Inertia of a pendulum with disc

1. Aug 15, 2012

A pendulum consists of a uniform thin rod of mass 5 kg and length 2 m to which is fixed a circular disc of mass 8 kg and radius 0.4 m. There is a pivot at one end.

(a) Find the CoM and Moment of Inertia when the disc is:
(i) half way along the rod;
(ii) at the opposite end of the rod to the pivot.

I cannot do part i. I found the moment of inertia of the rod to be
I = (1/3)ML^2
I = 1/3*5*2^2
I = 6.667 kgm^2

but I don't know how to calculate for the disc.

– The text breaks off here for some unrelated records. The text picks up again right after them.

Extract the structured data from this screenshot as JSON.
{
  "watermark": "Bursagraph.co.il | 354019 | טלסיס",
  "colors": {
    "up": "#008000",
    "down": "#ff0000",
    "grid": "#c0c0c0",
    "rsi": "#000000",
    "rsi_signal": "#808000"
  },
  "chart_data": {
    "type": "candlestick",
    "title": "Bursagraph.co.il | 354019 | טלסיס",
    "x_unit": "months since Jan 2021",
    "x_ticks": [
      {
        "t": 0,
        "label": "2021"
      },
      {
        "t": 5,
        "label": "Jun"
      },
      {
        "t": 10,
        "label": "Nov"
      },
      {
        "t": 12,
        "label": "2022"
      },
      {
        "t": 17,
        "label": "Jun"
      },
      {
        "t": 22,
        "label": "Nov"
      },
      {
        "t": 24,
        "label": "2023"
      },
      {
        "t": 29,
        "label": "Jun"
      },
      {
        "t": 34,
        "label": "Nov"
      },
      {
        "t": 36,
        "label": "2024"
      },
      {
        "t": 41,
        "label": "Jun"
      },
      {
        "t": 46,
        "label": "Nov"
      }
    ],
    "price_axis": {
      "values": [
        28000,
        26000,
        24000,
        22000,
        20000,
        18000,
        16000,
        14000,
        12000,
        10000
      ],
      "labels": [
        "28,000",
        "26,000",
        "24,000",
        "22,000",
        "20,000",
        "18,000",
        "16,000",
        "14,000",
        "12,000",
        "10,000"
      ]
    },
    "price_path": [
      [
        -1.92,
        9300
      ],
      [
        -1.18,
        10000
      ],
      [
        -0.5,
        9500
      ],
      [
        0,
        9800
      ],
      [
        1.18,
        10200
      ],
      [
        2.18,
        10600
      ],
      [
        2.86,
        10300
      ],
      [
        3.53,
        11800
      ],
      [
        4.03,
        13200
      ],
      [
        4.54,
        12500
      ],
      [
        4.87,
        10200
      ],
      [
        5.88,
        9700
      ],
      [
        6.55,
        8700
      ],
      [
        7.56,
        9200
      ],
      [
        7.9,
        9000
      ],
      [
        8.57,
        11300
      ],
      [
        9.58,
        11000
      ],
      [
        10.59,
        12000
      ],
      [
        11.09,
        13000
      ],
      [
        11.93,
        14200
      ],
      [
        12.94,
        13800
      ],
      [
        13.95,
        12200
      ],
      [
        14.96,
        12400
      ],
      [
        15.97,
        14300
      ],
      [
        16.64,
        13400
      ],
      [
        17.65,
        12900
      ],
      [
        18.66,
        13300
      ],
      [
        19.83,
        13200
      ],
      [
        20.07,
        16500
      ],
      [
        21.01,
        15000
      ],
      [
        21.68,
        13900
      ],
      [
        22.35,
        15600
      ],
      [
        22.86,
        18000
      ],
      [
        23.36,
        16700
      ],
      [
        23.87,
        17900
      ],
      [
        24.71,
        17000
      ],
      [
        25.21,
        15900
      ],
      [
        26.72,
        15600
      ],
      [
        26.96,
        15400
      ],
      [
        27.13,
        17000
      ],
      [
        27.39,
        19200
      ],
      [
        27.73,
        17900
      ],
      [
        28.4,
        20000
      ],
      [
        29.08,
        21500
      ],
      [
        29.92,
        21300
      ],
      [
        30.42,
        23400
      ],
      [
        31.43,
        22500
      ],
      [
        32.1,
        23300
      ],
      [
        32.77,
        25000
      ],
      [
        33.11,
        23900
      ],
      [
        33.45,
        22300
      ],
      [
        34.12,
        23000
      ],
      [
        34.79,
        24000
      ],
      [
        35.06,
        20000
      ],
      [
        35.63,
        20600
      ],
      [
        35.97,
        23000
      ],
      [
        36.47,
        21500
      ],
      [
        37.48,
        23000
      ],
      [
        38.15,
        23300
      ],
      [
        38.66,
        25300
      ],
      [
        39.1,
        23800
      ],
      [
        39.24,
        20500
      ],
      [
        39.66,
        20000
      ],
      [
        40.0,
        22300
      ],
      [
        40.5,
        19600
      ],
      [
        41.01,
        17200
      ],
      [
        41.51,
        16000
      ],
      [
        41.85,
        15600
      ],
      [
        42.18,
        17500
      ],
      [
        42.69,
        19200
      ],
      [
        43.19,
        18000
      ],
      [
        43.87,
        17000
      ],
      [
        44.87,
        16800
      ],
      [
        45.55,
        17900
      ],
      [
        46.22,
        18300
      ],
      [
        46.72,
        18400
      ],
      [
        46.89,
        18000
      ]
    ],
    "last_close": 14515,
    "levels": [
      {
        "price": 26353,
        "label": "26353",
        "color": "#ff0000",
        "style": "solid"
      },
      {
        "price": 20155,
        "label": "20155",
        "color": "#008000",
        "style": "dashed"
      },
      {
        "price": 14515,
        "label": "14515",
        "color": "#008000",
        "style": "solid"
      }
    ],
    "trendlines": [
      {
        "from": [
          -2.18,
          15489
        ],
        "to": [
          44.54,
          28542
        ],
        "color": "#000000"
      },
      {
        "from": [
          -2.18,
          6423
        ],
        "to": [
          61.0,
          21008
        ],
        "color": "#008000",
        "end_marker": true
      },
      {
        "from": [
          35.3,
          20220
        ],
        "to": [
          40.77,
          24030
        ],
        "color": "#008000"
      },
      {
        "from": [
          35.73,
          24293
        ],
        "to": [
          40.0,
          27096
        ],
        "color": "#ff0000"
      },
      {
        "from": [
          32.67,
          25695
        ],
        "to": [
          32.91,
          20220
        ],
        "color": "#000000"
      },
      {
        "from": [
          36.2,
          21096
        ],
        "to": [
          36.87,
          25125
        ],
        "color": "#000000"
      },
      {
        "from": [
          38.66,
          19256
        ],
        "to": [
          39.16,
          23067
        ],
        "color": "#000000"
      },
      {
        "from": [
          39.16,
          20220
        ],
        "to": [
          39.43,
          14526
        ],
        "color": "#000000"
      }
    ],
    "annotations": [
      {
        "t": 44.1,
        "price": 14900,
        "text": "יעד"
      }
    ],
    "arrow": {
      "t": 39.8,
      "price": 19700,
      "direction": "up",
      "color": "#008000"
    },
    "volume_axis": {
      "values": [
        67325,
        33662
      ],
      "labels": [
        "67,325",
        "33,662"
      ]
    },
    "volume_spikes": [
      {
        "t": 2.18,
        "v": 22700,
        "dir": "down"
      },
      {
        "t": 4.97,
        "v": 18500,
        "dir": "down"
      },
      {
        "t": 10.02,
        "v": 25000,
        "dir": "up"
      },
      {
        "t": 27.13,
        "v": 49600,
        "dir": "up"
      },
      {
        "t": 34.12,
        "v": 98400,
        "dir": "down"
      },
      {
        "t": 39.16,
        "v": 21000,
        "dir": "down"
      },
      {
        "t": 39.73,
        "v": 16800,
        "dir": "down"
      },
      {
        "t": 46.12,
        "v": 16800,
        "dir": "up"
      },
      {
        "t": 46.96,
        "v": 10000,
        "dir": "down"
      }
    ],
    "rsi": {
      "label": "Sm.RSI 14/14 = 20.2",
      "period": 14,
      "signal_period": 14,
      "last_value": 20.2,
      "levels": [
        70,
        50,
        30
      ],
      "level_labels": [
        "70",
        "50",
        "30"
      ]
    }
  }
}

For part ii. I found the CoM using
M = ((5*1)+(8*2))/13
M = 1.62m from pivot

I found Inertia using:
I = (1/12)ML^2 +(1/2)MR^2+ML^2
I = 5.507 kgm^2

Have I got the correct answer for part ii? How would I calculate for part i? Also, how would I find angular velocity given angular impulse? Any help greatly appreciated.

2. Aug 15, 2012

Simon Bridge

Hint: parallel-axis theorem.
You seem to have assumed that the CoM of the disk is at the end of the rod ... is that actually the case or is the disc attached to the rod by it's rim?
You seem to have the mass of each object to be the same in the equation for I (same M in each term).
Where do you get the (1/12) part from?

Last edited: Aug 15, 2012